Patriotism is great, but it has no link to the economy.



To: KHS who wrote (18637)9/13/2001 2:46:02 PM
From: donald sew  Read Replies (3) | Respond to of 52237
 
KHS,

>>>> could increase in patriotism bolster consumer confidence? Could the horrific disaster boost worldwide internet communications and commerce? These variables could change the fundamental market forces that have been in place!!! <<<<

I don't want to give the impression of being bullish, but I'm right now really not that bearish, and I do think that patriotism may help.

I dont have the exact facts, so feel free to correct me. During the depression, JP MORGAN was able to organize a group where he, at the lead, was buying as the the market was crashing. Not that he was able to create a rally, but what I believe he did was put in a bottom. If it wasn't for his efforts, it is my understanding that it could have been alot worse.

I have heard from the news that the FEDs has been adding to the money supply dramatically.

Frankly, I believe it is mainly up to the big players/mutual funds. If there is not alot of small individual liquidation of mutual funds, the mutual funds may not have to sell that much. Of course, a mutual fund may want to hedge, in light of the current situation, but that can be done without selling stock. Hedging for a mutual fund could take the form of using futures, which should have a less direct effect on the stock market than selling stock out-right. However, if the individual investors, in mass, demand liquidation, then the mutual funds will have no choice.

Please don't get me wrong.
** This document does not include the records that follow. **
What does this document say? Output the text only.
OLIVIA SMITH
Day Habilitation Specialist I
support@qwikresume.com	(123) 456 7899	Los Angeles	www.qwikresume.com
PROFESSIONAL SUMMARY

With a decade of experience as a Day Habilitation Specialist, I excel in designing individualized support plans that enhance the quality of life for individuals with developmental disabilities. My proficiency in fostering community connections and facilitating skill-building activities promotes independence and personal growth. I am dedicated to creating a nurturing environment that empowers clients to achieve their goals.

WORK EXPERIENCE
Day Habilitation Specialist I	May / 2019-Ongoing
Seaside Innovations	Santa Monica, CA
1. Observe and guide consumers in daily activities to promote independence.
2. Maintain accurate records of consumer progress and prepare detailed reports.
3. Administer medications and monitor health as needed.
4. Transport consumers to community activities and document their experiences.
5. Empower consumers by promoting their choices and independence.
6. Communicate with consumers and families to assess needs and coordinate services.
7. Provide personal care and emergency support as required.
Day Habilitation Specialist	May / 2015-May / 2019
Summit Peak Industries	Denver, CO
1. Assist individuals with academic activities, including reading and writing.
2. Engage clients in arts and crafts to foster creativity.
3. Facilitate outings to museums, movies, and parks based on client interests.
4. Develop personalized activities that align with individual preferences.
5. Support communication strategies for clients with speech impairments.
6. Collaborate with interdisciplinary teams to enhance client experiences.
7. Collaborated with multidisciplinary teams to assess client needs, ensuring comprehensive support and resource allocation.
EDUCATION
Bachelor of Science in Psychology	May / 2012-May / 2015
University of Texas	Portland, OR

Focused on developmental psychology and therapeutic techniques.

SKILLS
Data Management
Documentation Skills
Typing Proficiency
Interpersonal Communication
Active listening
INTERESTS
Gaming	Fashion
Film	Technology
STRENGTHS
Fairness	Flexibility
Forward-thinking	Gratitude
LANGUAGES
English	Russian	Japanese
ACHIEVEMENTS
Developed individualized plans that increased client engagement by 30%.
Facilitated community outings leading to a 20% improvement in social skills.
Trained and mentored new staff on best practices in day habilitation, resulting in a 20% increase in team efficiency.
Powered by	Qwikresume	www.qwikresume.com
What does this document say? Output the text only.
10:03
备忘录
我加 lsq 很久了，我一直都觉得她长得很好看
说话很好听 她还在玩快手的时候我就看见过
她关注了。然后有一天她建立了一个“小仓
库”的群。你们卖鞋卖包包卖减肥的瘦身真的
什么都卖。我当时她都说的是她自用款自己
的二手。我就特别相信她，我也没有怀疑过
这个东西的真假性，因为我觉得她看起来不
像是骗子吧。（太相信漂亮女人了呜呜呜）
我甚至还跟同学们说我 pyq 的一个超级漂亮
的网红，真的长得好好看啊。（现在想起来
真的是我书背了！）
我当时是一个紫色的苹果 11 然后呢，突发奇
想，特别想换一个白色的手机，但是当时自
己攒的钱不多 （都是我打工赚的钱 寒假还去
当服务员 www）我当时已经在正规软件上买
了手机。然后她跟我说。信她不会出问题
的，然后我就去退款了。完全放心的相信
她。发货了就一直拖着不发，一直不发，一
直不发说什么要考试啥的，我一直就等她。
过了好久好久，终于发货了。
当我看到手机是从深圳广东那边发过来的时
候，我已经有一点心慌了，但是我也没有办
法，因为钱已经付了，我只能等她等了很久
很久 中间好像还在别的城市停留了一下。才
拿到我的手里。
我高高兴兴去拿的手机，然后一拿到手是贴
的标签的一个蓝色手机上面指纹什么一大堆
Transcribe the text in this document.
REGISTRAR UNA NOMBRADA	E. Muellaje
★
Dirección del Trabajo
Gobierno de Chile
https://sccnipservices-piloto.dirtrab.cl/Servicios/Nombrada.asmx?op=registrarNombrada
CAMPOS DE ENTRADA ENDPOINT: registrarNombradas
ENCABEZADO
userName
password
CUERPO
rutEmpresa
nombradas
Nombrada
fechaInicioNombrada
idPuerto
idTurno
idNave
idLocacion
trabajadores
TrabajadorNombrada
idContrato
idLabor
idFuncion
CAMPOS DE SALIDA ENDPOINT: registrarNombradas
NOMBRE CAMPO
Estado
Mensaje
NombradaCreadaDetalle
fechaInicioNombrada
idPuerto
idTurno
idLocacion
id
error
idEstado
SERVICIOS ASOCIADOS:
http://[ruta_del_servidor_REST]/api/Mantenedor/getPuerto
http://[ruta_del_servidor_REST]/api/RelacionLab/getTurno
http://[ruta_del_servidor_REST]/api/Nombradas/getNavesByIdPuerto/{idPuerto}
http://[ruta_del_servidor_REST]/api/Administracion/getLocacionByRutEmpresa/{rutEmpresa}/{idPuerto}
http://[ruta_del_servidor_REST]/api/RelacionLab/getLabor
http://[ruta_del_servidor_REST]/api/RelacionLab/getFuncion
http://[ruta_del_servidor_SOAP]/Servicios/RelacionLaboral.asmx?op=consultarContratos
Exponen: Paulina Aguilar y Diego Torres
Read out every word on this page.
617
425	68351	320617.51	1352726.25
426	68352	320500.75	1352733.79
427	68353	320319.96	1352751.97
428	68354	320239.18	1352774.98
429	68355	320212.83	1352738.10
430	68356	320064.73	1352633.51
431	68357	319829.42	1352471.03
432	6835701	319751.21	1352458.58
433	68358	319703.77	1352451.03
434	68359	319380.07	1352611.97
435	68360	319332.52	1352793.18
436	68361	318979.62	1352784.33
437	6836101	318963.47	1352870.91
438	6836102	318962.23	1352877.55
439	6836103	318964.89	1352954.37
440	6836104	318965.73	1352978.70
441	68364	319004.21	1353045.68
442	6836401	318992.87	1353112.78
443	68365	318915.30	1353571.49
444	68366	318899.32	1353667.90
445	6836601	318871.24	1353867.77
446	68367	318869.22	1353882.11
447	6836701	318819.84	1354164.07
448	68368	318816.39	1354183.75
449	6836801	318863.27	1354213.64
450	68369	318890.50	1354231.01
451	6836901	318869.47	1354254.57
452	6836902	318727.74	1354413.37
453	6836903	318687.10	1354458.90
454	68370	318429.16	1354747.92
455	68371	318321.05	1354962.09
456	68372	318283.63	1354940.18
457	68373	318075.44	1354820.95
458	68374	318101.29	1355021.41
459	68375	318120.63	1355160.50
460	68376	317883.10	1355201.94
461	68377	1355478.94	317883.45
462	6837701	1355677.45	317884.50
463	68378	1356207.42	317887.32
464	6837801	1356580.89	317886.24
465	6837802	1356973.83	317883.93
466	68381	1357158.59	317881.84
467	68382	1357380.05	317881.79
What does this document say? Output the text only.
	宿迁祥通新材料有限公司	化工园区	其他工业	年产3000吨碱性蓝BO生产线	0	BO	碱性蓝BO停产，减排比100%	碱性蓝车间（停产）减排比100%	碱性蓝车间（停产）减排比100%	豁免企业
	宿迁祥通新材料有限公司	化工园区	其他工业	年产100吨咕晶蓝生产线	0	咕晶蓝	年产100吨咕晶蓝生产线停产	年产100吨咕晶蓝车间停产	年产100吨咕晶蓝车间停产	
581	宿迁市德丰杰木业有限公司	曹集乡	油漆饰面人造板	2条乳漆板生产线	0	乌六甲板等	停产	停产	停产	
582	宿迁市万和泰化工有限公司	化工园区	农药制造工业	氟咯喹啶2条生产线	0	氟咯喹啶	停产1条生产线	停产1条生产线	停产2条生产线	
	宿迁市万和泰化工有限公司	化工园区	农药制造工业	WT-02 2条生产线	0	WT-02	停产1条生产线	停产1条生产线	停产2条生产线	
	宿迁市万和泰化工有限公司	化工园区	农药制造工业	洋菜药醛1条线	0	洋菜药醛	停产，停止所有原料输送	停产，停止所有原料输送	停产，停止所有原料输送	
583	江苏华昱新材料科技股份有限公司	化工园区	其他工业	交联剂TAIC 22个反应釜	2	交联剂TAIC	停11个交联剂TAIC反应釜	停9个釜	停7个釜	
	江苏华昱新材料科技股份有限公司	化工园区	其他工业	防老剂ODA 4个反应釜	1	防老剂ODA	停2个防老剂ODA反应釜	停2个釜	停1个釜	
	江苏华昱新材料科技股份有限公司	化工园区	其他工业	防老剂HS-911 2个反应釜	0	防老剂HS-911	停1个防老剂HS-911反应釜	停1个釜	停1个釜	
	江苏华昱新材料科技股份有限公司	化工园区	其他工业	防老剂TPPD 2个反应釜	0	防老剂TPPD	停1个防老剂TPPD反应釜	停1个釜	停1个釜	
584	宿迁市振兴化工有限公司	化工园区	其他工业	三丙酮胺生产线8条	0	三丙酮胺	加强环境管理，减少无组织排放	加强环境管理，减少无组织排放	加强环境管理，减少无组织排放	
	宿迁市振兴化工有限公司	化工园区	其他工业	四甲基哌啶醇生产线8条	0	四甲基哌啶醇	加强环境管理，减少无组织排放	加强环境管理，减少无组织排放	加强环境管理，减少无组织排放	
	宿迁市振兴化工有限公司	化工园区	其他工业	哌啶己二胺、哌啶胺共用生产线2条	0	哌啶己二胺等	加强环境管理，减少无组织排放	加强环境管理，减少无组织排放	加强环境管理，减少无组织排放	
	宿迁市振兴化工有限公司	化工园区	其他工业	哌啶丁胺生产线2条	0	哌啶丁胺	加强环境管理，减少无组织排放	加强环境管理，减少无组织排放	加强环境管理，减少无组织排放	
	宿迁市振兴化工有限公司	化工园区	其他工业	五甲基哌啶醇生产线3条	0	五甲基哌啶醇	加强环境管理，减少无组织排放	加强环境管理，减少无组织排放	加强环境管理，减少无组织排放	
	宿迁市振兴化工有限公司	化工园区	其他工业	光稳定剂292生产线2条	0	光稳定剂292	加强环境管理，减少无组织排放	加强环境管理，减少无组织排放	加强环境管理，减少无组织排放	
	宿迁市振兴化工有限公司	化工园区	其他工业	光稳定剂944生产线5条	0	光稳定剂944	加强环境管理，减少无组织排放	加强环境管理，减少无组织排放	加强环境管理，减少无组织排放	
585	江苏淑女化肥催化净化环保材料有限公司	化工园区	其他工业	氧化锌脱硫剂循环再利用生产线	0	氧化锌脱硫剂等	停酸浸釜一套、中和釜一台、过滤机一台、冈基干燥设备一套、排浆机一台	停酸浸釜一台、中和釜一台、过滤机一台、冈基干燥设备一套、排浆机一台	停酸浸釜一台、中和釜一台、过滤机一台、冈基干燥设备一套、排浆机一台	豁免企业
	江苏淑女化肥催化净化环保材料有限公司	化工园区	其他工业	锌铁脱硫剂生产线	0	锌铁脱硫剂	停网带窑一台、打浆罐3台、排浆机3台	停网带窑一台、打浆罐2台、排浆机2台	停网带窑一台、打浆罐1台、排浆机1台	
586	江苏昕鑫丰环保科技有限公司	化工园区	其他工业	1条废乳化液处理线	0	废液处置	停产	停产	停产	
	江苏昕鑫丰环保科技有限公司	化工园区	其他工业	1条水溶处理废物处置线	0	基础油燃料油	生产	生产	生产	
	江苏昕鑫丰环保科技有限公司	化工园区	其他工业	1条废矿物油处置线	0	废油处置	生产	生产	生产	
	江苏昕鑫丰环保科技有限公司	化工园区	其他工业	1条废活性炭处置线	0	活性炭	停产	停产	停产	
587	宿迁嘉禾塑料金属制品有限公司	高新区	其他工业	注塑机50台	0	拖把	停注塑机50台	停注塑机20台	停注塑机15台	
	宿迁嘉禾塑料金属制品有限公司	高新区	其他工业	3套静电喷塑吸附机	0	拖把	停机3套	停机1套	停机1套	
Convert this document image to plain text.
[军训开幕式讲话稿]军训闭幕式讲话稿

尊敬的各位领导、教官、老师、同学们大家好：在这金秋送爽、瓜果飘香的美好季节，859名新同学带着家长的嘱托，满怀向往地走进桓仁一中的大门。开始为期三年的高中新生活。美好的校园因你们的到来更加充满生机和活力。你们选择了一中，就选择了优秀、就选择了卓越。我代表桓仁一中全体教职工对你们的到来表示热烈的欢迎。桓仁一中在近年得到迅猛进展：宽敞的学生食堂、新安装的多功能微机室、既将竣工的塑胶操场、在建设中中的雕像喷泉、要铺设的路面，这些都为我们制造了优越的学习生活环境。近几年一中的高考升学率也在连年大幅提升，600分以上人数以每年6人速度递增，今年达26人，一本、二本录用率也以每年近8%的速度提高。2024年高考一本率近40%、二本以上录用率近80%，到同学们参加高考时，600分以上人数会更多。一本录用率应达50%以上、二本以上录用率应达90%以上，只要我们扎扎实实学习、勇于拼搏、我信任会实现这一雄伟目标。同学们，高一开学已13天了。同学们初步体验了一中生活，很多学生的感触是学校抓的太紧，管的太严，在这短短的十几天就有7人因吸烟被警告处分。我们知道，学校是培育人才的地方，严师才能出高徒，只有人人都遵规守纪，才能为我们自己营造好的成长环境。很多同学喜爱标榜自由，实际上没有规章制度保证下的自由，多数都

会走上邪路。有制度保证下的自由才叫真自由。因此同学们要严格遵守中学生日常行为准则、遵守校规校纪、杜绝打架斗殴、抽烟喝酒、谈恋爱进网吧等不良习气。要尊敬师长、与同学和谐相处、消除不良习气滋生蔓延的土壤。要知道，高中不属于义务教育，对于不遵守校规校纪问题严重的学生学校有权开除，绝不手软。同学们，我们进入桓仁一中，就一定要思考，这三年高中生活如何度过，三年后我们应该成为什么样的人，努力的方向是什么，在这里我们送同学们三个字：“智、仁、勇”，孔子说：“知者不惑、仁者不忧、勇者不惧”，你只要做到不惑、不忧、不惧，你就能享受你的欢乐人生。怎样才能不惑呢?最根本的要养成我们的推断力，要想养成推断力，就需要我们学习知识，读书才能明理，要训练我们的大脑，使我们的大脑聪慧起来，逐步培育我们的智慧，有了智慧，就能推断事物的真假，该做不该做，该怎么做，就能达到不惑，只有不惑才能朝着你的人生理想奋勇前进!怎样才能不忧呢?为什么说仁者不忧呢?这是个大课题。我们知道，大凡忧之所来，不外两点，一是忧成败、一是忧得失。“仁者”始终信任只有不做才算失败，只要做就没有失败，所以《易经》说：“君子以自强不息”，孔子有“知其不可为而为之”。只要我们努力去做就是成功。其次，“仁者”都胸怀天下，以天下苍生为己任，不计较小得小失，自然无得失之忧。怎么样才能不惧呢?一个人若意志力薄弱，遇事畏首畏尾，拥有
Im not saying that there will be a rally, just saying that with patriotism there is fair chance that the extent of the selloff may be limited and that the bottom could be higher than some or many expect.

In terms of real numbers to illustrate. Lets say, hypothetically, that the initial selloff in the NDX bottoms around 1200-1100, without patriotic efforts it may have broken well below 1000. Or if it did break 1000 to around 900, without patriotic efforts it may get to 700. Again, was only using these numbers for the purpose of illustration, and not as a prediction. Another way to say it - wherever the bottom lands, without patriotic forces it could be much worse.

Also, we have to add the overseas efforts to help stabilize the markets. Maybe Im too idealistic now, but Im not that bearish that the markets crashes dramatically(Kahuna/1987 type), although I do suspect a selloff initially.

I would like to also add that the I feel that the DOW is now more susceptiable than the NAZ, in light of the airlines and insurance. Concerning the airlines, its not just the passenger carriers but also the cargo carriers.